Finance Markets

May 5, 2006

US Treasury bond yields down

Filed under: Bonds, Economy

Yields were down and prices up on US Treasury bonds on Friday on new data that helped calm fears that interest rate rises would go on longer than has been generally expected. It was revealed that only 138,000 new jobs were created in the United States in April, far below the 200,000 which had been expected. In addition, the March figure of 211,000 new jobs created was revised downward to 200,000. However, there was still some concern over interest rates from the news that average hourly earnings were up 0.5 percent in April, to an annualized rate of growth of 3.8 percent, the highest level since August 2001.

On this news, yields on two-year Treasury bonds dropped 3.8 basis points to 4.941 percent. Yields on ten-year issues were at 5.121 percent, a decline of 4 basis points.

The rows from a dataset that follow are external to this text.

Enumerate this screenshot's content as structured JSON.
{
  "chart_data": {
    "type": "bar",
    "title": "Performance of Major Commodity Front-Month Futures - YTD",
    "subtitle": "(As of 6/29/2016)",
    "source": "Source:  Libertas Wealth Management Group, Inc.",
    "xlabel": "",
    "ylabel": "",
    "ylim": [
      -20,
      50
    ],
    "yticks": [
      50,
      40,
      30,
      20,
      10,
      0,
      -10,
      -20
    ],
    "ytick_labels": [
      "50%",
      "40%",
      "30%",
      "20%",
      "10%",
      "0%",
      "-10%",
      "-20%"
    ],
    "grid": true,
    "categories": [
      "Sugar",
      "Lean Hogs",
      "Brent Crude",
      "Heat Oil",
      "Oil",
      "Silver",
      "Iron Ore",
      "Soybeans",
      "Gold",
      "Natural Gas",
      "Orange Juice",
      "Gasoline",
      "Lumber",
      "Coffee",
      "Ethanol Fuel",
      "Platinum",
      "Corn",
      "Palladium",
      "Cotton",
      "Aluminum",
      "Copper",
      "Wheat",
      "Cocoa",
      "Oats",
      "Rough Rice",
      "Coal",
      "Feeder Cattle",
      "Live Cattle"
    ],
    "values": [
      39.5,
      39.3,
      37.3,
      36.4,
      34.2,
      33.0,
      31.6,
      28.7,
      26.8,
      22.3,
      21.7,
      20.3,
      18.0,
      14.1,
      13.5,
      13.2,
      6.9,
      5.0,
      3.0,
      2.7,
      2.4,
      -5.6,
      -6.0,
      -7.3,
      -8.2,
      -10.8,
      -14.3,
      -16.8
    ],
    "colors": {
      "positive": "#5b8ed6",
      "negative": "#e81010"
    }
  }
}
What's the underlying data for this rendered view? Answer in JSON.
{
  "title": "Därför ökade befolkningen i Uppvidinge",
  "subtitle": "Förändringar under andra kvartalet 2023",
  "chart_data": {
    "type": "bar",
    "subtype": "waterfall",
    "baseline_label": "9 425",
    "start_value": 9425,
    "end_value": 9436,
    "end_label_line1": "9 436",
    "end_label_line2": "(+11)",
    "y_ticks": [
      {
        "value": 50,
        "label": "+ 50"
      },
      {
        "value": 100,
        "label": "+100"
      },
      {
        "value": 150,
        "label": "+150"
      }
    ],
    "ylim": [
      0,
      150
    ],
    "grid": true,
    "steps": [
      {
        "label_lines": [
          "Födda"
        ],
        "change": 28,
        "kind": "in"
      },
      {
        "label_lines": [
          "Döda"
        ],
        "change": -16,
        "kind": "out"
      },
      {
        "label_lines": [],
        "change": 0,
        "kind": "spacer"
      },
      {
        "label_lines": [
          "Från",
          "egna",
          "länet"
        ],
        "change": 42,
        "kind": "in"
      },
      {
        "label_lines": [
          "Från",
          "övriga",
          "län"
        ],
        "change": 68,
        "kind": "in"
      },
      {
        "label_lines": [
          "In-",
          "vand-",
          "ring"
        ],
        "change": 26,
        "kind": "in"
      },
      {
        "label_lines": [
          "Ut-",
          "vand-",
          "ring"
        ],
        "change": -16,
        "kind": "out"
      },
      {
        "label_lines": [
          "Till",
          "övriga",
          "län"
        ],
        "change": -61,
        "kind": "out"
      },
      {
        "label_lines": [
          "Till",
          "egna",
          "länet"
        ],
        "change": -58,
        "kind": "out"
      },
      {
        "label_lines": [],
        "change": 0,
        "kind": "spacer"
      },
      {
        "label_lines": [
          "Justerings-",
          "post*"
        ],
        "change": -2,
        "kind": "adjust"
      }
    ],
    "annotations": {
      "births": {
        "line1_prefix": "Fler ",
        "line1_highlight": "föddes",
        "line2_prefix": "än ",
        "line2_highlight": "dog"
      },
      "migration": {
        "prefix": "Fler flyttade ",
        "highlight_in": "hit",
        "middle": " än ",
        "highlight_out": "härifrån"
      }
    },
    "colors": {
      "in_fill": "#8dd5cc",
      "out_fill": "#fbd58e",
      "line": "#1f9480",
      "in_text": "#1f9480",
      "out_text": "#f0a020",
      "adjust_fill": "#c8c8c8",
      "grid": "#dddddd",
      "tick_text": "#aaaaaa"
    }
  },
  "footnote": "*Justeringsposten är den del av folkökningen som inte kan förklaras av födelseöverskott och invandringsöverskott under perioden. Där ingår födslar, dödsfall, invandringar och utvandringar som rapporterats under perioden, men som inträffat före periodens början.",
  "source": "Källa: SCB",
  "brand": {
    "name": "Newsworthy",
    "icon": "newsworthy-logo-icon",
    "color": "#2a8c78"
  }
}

In the UK and Eurozone, yields were held steady or rose although the news from the US helped minimize the gains as housing figures from the UK. Comments from the president of the European Central Bank created the expectation that interest rates in both regions will rise soon despite the fact that both the ECB and the Bank of England voted on Thursday to hold interest rates at current levels for the time being.

Two-year gilts in the UK were up 1 basis point to 4.737 percent on Friday, while ten-year gilt yields held steady at 4.716 percent. In the Eurozone, meanwhile, the two-year Schatz added 3.5 basis points to 3.394 percent and the ten-year Bund was flat at 4.017 percent.